Aldiss, Brian W. – Helliconia Spring. Part three

Mind, I say no word against the cousin-brothers. Barbarians though they were, they both soon mastered our system of makers corps, with the seven corps, each with different arts—the metal makers being the best, to which I’m proud to say, without boasting, I belong. The masters of each corps sat on the lord’s council then, as they do now. Though, in my opinion, there should be two representatives from the metal-makers corps, because we are the most important, make no mistake.

Following a lot of jeering and laughter, the rathel was passed round again, and a woman in late middle age continued the legend.

Now I’ll spin you a tale a lot more interesting than writing or time-keeping. You’ll be asking what befell Little Yuli when he got better of his wound. Well, I’ll tell you in a dozen words. He fell in love—and that proved worse than his wound, because the poor fellow never recovered from it.

Our old Lord Wall Ein wisely kept his daughter—poor pampered Loil Bry Den, who was in such a pother today—out of harm’s way. He waited until he was sure that the invaders weren’t a bad lot. Loil Bry was then very lovely, and with a well-developed figure, enough for a man to get hold of, and she had a queenly way of walking, which you will all remember. So our old lord introduced her to Little Yuli one day, up in his room.

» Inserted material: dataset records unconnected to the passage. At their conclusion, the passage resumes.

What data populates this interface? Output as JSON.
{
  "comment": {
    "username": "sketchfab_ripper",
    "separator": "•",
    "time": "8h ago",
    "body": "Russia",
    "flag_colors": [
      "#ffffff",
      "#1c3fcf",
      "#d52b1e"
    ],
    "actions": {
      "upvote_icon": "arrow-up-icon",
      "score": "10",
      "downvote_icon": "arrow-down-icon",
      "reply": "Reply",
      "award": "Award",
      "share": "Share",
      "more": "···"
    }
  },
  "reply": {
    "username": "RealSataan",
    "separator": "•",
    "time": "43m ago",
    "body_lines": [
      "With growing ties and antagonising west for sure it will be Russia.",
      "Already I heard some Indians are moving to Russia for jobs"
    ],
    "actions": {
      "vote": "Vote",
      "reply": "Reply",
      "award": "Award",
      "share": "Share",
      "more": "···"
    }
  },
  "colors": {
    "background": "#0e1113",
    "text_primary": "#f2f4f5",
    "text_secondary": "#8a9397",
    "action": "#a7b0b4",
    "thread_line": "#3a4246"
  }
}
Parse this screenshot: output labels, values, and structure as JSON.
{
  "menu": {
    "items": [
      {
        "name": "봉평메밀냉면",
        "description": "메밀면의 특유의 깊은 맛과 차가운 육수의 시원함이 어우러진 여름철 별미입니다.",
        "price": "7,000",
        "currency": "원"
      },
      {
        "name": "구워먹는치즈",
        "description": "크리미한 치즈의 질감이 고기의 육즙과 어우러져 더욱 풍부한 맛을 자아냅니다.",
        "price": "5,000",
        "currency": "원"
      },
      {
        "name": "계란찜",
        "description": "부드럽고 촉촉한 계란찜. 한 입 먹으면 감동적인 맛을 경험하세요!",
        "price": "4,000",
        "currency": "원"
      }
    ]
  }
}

Yuli had already seen her once. On that terrible night of the battle when, as we’ve heard, he nearly died of his wound. Yes, this was the black-eyed beauty with the ivory cheekbones and lips like a bird’s wing, whom our friend mentioned. She was the beauty of her day, for the women from lake Dorzin were a plain lot, to my mind. All her features were precisely drawn on the velvet of her skin, and those lips, so trimly curving, were painted in delicate cinnamon. To speak truth, I looked a bit like that myself when I was a young girl.

Such was Loil Bry when Yuli first saw her. She was the greatest wonder of the town. A difficult, solitary girl—people didn’t care for her, but I liked her manner. Yuli was overwhelmed. He forever sought occasions when he could be alone with her—either outside or, better still, cloistered up close with her in her room in Big Tower where she still lives to this day, with that porcelain window. It was as if she gave him a fever. He could not control himself in her presence. He used to swagger about and boast and swear in front of her and make a real fool of himself. Many men get like that, but of course it doesn’t last.

As for Loil Bry, she sat there like a little puppy, watching, smiling behind her high cheekbones, her hands folded in her lap. Of course, she encouraged him, needless to say. She wore a long heavy gown, decorated with beads, not furs like the rest of us. I heard that she wore furs underneath. But that gown was extraordinary, and reached almost to the ground. I’d like a gown like that… .

The way she speaks, it still is a bit of a mixture of poetry and riddles. Yuli’d never heard anything like it up on Lake Dorzin. It flummoxed him. He boasted all the more. He was bragging about what a hunter he was when she said—you know her musical voice—”We live out our lives in all kinds of darkness. Should we ignore them or explore them?”

He just goggled at her, sitting there looking lovely in her cloth garment. It had beads stitched on it, as I said, lovely beads. He asked if it was dark in her room. She laughed at him.

“Where do you think is the darkest place in the universe, Yuli?”

Poor fool, he said, “I’ve heard that far Pannoval is dark. Our great ancestor, whose name I bear, came from Pannoval, and he said it was dark there. He said it was under a mountain, but I don’t believe that. It was just a way of speaking in those times.”

Loil Bry regarded her fingertips, resting like little pink beads on the lap of that lovely garment.